According to Wayne LaPierre of the NRA, the gun violence in the USA is, to a great extent, caused by violent video games and films. He says "There exists in this country, a callous, corrupt and corrupting shadow industry that sells and sows violence against its own people."
He forgets that we live in a global village. The video game industry is international, or rather, multinational. Grand Theft Auto, which he specifically mentions, is Scottish in origin and is on the same list of the Ten Great British Designs as the Mini car. More important still is the fact that these games and also the violent films he mentions are equally popular throughout the world, but only the USA has such a rate of gun violence outside the world of organized crime. So does Mr. LaPierre think that for some reason Americans are more susceptible to the influence of fictional violence than other nations?
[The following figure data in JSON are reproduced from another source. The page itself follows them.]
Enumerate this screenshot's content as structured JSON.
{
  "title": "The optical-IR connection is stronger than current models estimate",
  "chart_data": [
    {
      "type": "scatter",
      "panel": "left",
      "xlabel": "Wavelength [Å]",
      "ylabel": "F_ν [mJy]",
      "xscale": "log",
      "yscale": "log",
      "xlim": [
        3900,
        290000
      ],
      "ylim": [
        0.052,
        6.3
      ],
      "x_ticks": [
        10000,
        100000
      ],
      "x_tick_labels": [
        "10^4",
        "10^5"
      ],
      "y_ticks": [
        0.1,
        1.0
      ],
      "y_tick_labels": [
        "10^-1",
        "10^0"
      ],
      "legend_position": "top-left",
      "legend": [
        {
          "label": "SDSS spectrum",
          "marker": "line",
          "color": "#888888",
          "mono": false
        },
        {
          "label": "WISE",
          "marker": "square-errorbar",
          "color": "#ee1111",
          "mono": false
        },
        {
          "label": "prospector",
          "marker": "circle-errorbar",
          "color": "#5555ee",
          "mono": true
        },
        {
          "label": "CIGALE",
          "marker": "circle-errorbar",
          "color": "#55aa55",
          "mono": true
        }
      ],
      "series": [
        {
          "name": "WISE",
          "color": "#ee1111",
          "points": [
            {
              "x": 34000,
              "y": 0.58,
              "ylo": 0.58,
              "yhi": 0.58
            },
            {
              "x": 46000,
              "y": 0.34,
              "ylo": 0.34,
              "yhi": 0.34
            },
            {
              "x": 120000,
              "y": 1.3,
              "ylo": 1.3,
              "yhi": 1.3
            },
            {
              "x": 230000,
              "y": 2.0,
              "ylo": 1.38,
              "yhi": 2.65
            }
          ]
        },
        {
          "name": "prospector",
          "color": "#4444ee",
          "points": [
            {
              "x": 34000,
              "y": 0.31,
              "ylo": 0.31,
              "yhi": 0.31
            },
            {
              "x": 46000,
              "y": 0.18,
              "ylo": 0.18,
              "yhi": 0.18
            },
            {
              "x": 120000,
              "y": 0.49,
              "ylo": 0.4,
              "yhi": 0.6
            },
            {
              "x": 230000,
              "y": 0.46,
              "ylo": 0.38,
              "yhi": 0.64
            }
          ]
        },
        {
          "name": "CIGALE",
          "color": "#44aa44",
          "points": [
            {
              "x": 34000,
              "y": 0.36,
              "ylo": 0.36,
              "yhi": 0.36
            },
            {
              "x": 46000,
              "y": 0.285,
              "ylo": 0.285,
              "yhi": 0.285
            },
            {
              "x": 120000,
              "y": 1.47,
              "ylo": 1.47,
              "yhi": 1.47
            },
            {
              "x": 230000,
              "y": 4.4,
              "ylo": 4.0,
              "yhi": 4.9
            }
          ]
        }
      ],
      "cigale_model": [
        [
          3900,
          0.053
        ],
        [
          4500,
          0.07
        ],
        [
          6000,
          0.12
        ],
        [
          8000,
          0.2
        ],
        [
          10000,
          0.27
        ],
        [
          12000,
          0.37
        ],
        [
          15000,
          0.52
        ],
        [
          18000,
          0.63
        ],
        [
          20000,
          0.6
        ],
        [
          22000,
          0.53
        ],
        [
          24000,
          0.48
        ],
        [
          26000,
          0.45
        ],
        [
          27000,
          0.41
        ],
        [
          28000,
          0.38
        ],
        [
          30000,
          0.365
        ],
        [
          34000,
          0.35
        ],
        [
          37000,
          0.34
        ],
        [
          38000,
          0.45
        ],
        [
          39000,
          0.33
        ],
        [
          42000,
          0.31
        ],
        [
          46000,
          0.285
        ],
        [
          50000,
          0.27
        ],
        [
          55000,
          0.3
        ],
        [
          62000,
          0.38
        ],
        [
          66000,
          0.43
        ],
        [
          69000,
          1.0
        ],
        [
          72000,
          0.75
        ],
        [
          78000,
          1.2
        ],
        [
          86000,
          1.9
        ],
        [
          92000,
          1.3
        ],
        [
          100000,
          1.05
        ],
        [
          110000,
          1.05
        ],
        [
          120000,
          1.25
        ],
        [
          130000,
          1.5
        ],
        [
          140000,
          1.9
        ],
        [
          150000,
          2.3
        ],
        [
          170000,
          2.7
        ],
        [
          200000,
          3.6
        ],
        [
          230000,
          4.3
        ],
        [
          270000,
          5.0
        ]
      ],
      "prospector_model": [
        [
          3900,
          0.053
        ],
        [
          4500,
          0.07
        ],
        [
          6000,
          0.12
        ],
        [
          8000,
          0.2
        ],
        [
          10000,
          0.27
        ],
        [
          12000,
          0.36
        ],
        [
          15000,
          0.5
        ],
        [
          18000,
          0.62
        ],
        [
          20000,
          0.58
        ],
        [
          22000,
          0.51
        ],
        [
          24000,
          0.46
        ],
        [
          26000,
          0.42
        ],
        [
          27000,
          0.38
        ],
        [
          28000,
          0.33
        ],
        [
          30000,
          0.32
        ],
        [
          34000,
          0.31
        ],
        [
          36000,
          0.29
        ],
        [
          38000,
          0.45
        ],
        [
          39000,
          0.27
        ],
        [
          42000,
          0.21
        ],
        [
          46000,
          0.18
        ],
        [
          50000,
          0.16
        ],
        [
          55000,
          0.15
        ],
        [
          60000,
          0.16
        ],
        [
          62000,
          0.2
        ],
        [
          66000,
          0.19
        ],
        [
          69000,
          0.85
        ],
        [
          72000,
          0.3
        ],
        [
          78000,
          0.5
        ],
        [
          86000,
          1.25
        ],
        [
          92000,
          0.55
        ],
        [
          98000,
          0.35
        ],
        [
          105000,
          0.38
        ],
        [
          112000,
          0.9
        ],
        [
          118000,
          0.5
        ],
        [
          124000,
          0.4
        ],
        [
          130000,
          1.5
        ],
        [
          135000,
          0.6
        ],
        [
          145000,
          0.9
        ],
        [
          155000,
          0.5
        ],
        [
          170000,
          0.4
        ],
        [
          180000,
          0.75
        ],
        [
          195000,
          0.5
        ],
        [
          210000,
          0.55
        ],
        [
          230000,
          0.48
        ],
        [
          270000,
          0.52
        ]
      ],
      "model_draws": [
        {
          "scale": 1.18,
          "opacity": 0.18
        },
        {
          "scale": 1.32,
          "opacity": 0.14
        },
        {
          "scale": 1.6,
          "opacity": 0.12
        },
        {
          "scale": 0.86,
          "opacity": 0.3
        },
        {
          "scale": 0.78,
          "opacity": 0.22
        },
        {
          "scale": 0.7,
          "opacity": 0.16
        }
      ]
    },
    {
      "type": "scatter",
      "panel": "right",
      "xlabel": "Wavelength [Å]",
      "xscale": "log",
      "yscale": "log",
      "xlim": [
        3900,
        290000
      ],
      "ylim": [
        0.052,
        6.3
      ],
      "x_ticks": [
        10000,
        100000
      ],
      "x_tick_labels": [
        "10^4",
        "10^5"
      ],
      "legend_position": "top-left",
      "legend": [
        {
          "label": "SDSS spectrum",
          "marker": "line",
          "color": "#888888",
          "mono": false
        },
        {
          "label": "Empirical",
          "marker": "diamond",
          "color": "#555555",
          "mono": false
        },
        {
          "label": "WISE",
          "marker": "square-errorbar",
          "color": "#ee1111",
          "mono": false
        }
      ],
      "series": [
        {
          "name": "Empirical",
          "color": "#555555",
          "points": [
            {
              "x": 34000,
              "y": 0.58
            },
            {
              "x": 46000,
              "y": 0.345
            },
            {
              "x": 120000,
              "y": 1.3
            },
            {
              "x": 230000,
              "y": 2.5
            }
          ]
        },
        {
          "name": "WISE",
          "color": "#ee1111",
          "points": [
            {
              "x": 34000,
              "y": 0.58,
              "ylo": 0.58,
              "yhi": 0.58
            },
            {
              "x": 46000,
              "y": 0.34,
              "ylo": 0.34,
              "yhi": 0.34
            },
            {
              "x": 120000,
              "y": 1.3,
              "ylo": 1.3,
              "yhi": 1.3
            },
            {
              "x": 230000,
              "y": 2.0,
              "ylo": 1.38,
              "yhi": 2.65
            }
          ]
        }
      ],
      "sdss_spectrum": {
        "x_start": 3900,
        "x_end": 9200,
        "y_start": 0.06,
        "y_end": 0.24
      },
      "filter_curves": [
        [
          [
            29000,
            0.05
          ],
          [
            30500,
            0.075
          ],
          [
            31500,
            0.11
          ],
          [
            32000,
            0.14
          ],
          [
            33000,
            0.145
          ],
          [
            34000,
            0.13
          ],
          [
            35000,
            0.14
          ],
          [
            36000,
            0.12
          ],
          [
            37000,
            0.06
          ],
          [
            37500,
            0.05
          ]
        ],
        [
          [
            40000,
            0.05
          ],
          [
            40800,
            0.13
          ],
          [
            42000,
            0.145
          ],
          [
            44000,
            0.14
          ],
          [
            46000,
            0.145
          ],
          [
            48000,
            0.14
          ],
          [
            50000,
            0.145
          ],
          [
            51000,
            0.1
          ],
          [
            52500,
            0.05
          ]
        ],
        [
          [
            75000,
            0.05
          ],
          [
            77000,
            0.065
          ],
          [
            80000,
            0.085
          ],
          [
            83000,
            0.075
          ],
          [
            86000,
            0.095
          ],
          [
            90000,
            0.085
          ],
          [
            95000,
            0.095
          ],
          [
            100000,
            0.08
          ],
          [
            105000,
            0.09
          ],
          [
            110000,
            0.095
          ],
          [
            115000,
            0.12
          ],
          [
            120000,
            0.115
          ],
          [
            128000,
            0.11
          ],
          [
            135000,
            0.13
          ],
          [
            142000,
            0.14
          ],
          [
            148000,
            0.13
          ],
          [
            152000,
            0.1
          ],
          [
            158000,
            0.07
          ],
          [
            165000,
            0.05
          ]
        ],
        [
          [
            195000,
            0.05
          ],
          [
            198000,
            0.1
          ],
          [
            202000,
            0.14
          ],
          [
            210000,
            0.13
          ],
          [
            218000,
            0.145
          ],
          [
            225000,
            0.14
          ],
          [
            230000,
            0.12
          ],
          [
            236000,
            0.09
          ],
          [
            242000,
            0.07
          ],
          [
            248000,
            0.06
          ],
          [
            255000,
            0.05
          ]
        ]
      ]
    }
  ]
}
I live in Spain,where the gun laws are very restrictive and crimes involving guns are rare, and yet I have been fed up during the Christmas and Three Kings gift period with seemingly constant TV adverts for Call of Duty Black Ops and Hitman Absolution. Very recently a disturbed young man who is now in custody was arrested for planning to kill students at the local university (Universitat de Illes Balears). He had never been in trouble with the police, but after trying to buy guns legally without success, he had resorted to buying materials online to make bombs, at which point the police arrested him. It is almost certain that in this case the restrictive gun laws prevented a massacre, while in the USA he would have obtained guns with no problems, he had no criminal record and no psychiatric history.
Mr. LaPierre has actually shot himself in his own foot (Sorry, I couldn't help that!) by highlighting this issue of fictional violence that can be used to show that it is not virtual and fictional violence but access to guns in the real world that results in death and injury to innocent people.